Soybean prices found earnings of around 0.5% Friday on technical buying partly spurred by spillover strength from corn. March futures and May futures each picked up 5.75 cents to close at $9.2975 and $9.43, respectively. Soyoil futures also got a nice boost of around 0.8% today, while soymeal futures finished with fractional gains.
Soybean basis bids were mostly steady but narrowly mixed Friday, sliding 2 cents lower at an Ohio elevator while firming by 4 cents at an Illinois river terminal today.
China has promised $32 billion more in U.S. agricultural purchases between 2020 and 2021, but those lofty targets are dependent on market conditions. With U.S. tariffs still in place, it may be an uphill battle for China to reach those goals. That reality is one of the factors that cooled soybean prices earlier this week.
But even with the U.S.-China trade war dragging out through all of 2019, American net farm income moved 10% higher year-over-year and reached the highest levels since 2013, according to USDA data. Market Facilitation Program (MFP) payments to the tune of $28 billion accounted for much of the increase. U.S. Secretary Agriculture Sonny Perdue said a third and final round of MFP payments will be issued “imminently” once the money is allocated through the Office of Management and Budget.
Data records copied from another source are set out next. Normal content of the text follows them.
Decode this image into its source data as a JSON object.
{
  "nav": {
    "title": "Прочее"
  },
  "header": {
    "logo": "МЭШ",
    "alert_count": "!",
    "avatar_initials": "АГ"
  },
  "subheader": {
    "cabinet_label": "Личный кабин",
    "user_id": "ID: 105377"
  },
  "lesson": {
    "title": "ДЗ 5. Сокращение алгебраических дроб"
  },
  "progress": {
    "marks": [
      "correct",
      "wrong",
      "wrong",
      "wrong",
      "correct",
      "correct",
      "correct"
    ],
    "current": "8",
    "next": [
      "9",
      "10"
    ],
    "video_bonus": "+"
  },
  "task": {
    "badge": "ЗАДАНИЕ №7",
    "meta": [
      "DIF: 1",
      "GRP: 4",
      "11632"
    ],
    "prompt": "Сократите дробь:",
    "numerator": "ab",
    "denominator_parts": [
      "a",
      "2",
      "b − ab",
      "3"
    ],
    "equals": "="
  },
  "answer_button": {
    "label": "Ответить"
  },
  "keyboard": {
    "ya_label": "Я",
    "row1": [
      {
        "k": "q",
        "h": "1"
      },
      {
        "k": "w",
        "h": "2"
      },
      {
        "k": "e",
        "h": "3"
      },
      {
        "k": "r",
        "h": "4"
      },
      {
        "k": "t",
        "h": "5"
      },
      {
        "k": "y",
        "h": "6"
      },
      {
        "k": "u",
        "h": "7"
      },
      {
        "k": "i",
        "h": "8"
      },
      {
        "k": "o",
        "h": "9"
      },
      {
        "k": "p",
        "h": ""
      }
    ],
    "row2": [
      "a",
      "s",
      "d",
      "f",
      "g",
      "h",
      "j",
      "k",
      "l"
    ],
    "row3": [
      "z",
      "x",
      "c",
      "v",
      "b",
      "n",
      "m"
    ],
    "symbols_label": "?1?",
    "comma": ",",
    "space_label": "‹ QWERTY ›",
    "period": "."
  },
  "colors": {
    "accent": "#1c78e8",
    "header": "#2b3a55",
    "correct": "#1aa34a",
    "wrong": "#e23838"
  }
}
How can you turn November futures trading at $9.70 per bushel into a $9.50 cash price on your farm? Ed Usset, marketing specialist at the University of Minnesota’s Center for Farm Financial Management, notes: “The last time you had a shot at $9.50 soybeans was before the start of the trade war.” But it is possible through a three-step process, he asserts. Click here to learn more.
Preliminary volume estimates were for 162,876 contracts, down slightly from Thursday’s final count of 175,347.